EmCRT P5 peptide identified as C1q-binding site, suppressing classical complement pathway and neutrophil functions

Alveolar echinococcosis is a severe parasitic disease caused by Echinococcus multilocularis larvae, which employ sophisticated immune evasion tactics to survive within the host. One such strategy involves the parasite's calreticulin (EmCRT), previously shown to bind human complement component C1q and inhibit C1q-initiated complement activation. Understanding this interaction is crucial, as the complement system is a primary defense mechanism. The specific gap addressed by this study was to precisely identify the C1q-binding site on EmCRT to elucidate the molecular mechanism of immune evasion.

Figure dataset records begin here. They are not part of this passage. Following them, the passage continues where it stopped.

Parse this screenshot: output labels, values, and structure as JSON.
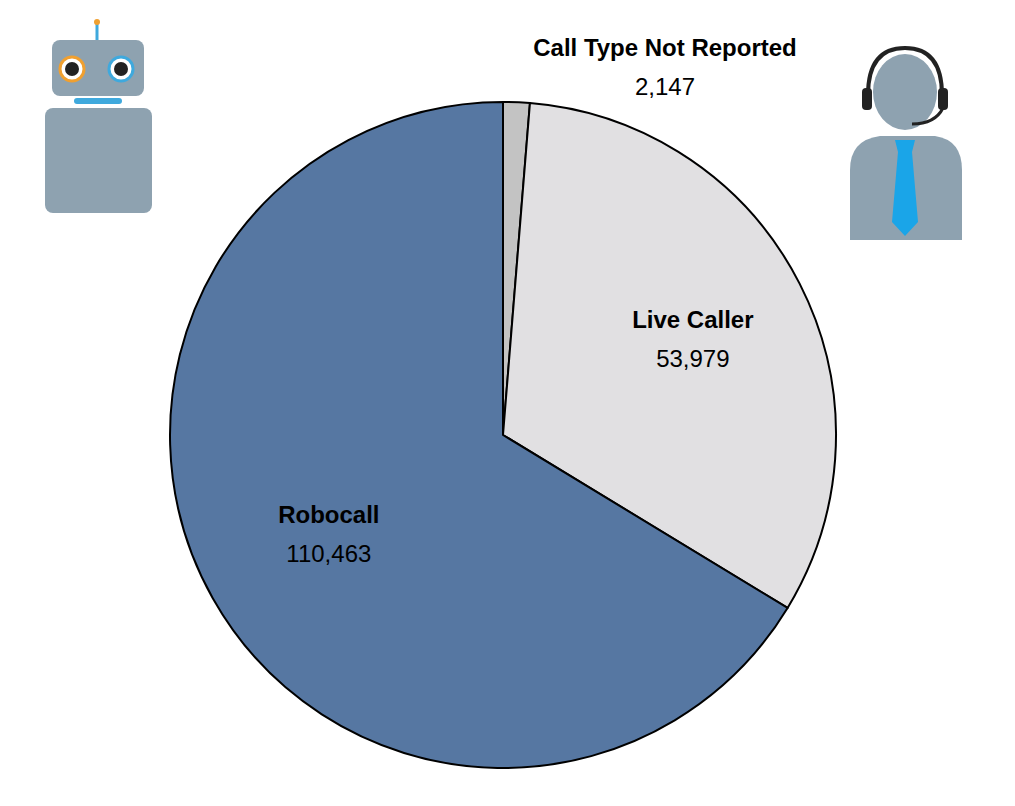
{
  "chart_data": {
    "type": "pie",
    "categories": [
      "Call Type Not Reported",
      "Live Caller",
      "Robocall"
    ],
    "values": [
      2147,
      53979,
      110463
    ],
    "value_labels": [
      "2,147",
      "53,979",
      "110,463"
    ],
    "colors": [
      "#c3c3c3",
      "#e1e0e2",
      "#5677a2"
    ],
    "data_labels": true
  }
}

Researchers employed a systematic approach to pinpoint the C1q-binding site on EmCRT. They first expressed overlapping fragments of EmCRT and conducted functional assays to narrow down the active region. This led to the identification of the EmCRT-S1 fragment, encompassing amino acids 140-204. Subsequently, overlapping synthetic peptides covering this EmCRT-S1 region were synthesized and tested for C1q binding. The P5 peptide (EmCRT160-174 aa) was then evaluated for its ability to suppress C1q-mediated classical complement pathway activation and C1q-induced neutrophil functions, including chemotaxis, reactive oxygen species (ROS) production, cathepsin G release, and myeloperoxidase activity.

The initial fragment expression and functional assays successfully narrowed the C1q-binding site to the EmCRT-S1 fragment, located between amino acids 140 and 204 of EmCRT. Further investigation with synthetic peptides precisely pinpointed the binding site to the P5 peptide, corresponding to amino acids 160-174 of EmCRT. This P5 peptide demonstrated significant immunomodulatory activity. Specifically, the binding of P5 peptide to C1q markedly suppressed the activation of the C1q-mediated classical complement pathway. Beyond complement inhibition, the P5 peptide also significantly inhibited several C1q-induced neutrophil biological functions. These included a marked reduction in neutrophil chemotaxis, decreased production of reactive oxygen species, and suppressed release of both cathepsin G and myeloperoxidase.